Hijacking intercellular trafficking for the spread of protein aggregates in neurodegenerative diseases: a focus on tunneling nanotubes (TNTs)

Abstract

Over the years, the influence of secretory mechanisms on intercellular communication has been extensively studied. In the central nervous system (CNS), both trans-synaptic (neurotransmitter-based) and long-distance (extracellular vesicles-based) communications regulate activities and homeostasis. In less than a couple of decades, however, there has been a major paradigm shift in our understanding of intercellular communication. Increasing evidence suggests that besides secretory mechanisms (via extracellular vesicles), several cells are capable of establishing long-distance communication routes referred to as Tunneling Nanotubes (TNTs). TNTs are membranous bridges classically supported by F-Actin filaments, allowing for the exchange of different types of intracellular components between the connected cells, ranging from ions and organelles to pathogens and toxic protein aggregates. The roles of TNTs in pathological spreading of several neurodegenerative conditions such as Prion diseases, Alzheimer’s disease (AD), Parkinson’s disease (PD), and Huntington’s disease (HD) have been well established.

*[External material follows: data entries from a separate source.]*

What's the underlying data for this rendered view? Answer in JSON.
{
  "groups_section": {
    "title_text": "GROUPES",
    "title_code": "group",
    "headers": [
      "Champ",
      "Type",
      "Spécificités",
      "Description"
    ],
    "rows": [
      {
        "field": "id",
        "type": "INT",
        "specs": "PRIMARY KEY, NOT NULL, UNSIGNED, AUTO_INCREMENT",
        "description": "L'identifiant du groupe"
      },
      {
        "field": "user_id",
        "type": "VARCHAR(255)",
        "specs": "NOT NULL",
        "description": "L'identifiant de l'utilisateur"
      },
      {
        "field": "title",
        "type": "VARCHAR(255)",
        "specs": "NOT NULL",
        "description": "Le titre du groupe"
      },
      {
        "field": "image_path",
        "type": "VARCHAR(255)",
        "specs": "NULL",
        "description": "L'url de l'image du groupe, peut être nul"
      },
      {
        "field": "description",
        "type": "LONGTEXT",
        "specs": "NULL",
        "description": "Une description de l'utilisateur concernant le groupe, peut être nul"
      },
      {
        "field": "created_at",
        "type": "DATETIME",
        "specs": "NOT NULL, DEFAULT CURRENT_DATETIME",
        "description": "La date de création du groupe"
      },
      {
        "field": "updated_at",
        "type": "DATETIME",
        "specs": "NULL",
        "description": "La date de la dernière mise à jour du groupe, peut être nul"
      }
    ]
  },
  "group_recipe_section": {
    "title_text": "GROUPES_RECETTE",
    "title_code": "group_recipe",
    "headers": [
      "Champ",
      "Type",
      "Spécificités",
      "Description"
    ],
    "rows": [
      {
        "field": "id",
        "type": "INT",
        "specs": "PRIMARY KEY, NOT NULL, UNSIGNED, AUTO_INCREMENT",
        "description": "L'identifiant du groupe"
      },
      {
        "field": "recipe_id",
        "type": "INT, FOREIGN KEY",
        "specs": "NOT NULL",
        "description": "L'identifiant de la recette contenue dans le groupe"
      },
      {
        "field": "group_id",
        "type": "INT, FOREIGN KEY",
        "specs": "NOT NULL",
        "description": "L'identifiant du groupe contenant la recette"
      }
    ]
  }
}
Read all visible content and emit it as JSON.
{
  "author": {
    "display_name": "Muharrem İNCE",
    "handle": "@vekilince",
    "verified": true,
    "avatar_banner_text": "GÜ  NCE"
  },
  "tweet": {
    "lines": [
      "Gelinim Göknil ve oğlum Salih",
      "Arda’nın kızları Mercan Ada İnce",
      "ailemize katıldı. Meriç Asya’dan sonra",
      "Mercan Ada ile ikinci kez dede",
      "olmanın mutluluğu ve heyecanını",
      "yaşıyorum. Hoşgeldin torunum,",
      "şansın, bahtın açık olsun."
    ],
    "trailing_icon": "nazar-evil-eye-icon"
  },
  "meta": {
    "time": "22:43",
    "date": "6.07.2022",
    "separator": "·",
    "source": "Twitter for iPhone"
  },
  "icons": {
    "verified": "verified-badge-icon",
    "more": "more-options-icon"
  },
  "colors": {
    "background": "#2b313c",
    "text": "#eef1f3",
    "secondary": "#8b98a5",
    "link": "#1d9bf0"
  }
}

However, the fragile nature of these structures and lack of specific biomarkers raised some skepticism regarding their existence. In this review, we will first place TNTs within the spectrum of intercellular communication mechanisms before discussing their known and hypothesized biological relevance in vitro and in vivo in physiological and neurodegenerative contexts. Finally, we discuss the challenges and promising prospects in the field of TNT studies.